Nelle ultime ore, i Carabinieri della Stazione di Telese Terme hanno dato esecuzione a un’ordinanza di custodia cautelare in carcere nei confronti di un giovane, gravemente indiziato del reato di maltrattamenti ai danni della compagna. Il provvedimento riconosce la gravità delle condotte, aggravate dal fatto di essere state commesse alla presenza della figlia minore, oltre che dalle finalità prevaricatrici dell’indagato, il quale, attraverso atti di violenza e controllo, mirava a limitare la libertà della donna.
La svolta nelle indagini è arrivata grazie al coraggioso atto di denuncia della vittima. Stremata da quattro anni di vessazioni, la donna ha finalmente rotto il silenzio — maturato a seguito di un intervento delle forze dell'ordine sollecitato dal padre dell'indagato — trovando la forza di denunciare un’escalation criminale che non poteva più essere tollerata.

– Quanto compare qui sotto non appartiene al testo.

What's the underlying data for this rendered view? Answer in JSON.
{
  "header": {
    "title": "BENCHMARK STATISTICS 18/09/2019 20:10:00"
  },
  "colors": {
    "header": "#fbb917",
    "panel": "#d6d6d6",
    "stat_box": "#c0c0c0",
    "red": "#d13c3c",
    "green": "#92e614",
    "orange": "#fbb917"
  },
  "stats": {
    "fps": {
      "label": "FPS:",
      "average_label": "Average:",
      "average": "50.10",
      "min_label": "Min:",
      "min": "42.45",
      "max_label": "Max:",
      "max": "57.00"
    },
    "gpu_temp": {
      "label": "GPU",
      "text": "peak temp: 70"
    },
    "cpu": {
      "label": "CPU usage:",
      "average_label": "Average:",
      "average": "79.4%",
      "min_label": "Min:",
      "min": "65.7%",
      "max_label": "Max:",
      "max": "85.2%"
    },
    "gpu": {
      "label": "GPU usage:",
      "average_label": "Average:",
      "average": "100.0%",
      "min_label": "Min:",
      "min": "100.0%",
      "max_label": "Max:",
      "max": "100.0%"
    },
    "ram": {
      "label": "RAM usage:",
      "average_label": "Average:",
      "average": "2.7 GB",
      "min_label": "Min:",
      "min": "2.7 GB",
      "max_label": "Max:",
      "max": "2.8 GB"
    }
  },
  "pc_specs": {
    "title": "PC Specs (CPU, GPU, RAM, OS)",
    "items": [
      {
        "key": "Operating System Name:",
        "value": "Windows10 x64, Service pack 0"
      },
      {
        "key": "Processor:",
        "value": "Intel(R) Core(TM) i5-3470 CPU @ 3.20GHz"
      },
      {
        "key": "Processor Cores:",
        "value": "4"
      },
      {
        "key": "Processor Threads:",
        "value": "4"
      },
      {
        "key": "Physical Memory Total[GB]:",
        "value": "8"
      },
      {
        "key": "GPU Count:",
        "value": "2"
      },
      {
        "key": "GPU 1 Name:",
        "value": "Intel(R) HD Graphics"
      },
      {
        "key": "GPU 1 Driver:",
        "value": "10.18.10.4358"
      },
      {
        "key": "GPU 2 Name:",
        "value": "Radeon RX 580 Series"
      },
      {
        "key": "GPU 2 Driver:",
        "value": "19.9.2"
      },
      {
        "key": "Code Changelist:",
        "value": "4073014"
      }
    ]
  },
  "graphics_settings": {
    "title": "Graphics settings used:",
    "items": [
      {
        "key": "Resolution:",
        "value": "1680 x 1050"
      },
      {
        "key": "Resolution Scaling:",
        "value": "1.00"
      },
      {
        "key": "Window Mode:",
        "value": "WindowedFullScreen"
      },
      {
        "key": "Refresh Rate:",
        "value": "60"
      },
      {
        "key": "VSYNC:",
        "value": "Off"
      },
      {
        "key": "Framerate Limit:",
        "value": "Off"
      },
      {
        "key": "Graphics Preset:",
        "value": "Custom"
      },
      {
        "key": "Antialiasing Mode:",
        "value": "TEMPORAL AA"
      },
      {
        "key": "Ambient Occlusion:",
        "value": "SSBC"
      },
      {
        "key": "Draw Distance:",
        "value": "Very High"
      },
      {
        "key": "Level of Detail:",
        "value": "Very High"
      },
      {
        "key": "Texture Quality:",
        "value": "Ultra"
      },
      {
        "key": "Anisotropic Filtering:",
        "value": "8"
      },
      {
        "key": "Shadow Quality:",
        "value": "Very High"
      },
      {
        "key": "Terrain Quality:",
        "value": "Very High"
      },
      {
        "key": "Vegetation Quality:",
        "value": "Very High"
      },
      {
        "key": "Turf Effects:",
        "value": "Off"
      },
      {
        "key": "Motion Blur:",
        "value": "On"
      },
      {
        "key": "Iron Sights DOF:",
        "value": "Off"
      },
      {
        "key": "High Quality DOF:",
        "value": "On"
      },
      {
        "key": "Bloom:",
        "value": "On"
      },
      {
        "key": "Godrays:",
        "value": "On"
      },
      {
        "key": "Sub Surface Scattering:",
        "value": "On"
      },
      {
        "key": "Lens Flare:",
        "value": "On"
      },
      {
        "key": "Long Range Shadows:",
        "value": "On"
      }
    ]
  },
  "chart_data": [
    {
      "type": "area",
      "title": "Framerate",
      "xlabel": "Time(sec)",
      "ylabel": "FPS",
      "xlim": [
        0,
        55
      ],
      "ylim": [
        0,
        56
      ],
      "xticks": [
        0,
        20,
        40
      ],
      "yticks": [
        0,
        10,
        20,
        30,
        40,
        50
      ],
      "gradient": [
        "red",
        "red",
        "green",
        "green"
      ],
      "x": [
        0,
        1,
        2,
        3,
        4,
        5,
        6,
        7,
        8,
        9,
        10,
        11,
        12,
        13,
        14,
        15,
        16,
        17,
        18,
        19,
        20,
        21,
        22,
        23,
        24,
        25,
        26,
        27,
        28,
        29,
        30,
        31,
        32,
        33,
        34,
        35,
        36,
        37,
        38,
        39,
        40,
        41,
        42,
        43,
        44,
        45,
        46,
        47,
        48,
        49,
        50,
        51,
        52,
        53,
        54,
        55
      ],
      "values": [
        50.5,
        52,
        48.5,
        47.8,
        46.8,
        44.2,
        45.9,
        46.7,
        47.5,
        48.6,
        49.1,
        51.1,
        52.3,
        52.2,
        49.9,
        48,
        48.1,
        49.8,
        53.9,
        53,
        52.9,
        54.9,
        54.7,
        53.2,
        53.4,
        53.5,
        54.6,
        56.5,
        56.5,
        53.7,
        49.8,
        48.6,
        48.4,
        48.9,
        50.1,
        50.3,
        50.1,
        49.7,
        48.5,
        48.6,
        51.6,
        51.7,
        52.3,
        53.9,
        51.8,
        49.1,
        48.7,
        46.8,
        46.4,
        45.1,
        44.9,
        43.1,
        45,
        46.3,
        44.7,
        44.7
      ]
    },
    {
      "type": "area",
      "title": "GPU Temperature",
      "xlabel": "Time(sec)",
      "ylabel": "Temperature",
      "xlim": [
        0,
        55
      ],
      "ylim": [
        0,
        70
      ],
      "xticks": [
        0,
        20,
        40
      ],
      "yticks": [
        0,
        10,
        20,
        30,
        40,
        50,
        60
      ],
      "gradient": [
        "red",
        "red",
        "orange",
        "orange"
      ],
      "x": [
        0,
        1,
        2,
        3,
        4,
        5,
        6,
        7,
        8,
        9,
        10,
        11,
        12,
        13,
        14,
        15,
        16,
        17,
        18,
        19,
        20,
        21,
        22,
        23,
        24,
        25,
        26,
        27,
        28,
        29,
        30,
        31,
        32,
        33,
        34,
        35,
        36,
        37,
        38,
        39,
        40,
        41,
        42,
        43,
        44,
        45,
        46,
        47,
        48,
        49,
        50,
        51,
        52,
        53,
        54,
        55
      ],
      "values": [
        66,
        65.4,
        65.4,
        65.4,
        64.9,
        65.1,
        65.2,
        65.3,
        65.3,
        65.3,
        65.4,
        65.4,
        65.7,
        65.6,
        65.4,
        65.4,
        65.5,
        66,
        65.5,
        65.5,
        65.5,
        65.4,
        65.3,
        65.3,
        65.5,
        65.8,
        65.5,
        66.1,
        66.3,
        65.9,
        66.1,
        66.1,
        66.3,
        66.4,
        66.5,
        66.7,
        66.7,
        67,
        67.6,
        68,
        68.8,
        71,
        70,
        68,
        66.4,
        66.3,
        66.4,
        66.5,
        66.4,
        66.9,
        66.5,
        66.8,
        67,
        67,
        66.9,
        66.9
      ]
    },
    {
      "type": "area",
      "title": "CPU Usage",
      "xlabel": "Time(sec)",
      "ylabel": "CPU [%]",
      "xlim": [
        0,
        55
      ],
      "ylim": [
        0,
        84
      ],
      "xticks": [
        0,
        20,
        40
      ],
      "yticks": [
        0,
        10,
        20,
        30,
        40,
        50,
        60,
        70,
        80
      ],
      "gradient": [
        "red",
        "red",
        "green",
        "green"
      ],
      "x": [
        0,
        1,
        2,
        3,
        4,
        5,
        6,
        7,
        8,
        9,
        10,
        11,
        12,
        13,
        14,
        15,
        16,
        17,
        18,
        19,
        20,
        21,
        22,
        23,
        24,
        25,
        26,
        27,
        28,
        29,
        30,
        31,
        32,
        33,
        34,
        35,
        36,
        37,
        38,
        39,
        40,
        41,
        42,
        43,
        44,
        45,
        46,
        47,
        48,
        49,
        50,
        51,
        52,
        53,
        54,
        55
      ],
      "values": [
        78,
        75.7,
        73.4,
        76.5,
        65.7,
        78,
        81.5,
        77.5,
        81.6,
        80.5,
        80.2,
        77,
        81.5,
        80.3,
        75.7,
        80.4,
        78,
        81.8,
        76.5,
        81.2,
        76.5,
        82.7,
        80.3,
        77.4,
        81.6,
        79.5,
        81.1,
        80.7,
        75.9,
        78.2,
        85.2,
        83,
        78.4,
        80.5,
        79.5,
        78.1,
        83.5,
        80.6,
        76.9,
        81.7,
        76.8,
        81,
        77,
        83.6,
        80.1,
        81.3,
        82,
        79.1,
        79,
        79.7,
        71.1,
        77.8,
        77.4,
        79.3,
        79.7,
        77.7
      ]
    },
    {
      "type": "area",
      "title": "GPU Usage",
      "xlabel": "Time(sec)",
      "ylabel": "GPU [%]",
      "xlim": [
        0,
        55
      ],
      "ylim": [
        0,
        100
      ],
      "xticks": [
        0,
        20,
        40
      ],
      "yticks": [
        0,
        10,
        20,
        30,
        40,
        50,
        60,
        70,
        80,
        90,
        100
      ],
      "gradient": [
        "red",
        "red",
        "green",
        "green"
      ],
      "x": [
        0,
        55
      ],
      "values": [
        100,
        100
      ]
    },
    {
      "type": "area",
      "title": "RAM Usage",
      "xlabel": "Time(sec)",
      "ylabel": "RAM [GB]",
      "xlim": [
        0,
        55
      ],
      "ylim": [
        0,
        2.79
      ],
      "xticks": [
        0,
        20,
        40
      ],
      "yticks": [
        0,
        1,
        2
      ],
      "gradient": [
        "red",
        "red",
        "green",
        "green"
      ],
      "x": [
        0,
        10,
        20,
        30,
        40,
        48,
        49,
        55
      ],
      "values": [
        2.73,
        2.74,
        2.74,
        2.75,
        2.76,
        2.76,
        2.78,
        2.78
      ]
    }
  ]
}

Nella sua testimonianza, la vittima ha delineato un quadro drammatico, fatto di abituali aggressioni fisiche e verbali, umiliazioni e minacce di morte vissute alla presenza della figlia di soli tre anni e finora taciute per timore di ritorsioni. Tali condotte si sono rivelate sistematicamente esacerbate dall’abuso di alcol e stupefacenti. La vicenda evidenzia, infatti, come le dipendenze incidano in modo determinante sulla perdita del controllo degli impulses e sulla commissione di reati anche profondamente diversi tra loro.
Per tale ragione, l'azione di contrasto al consumo e allo spaccio di sostanze condotta da questa Procura rappresenta un presidio volto anche a prevenire, alla radice, il manifestarsi di queste e altre gravi tipologie delittuose.
I drammatici contorni del racconto resi dalla vittima — e la diretta correlazione tra lo stato di alterazione e l'esasperazione delle violenze — hanno trovato conferma nelle dichiarazioni di un teste, ma soprattutto nell'acquisizione di chat e messaggi audio prodotti dalla persona offesa. Questo materiale ha fornito un riscontro oggettivo alle condotte minatorie e prevaricatrici subite, dimostrando ancora una volta come la denuncia rappresenti lo strumento fondamentale e imprescindibile per spezzare il ciclo della violenza e ottenere tempestiva protezione.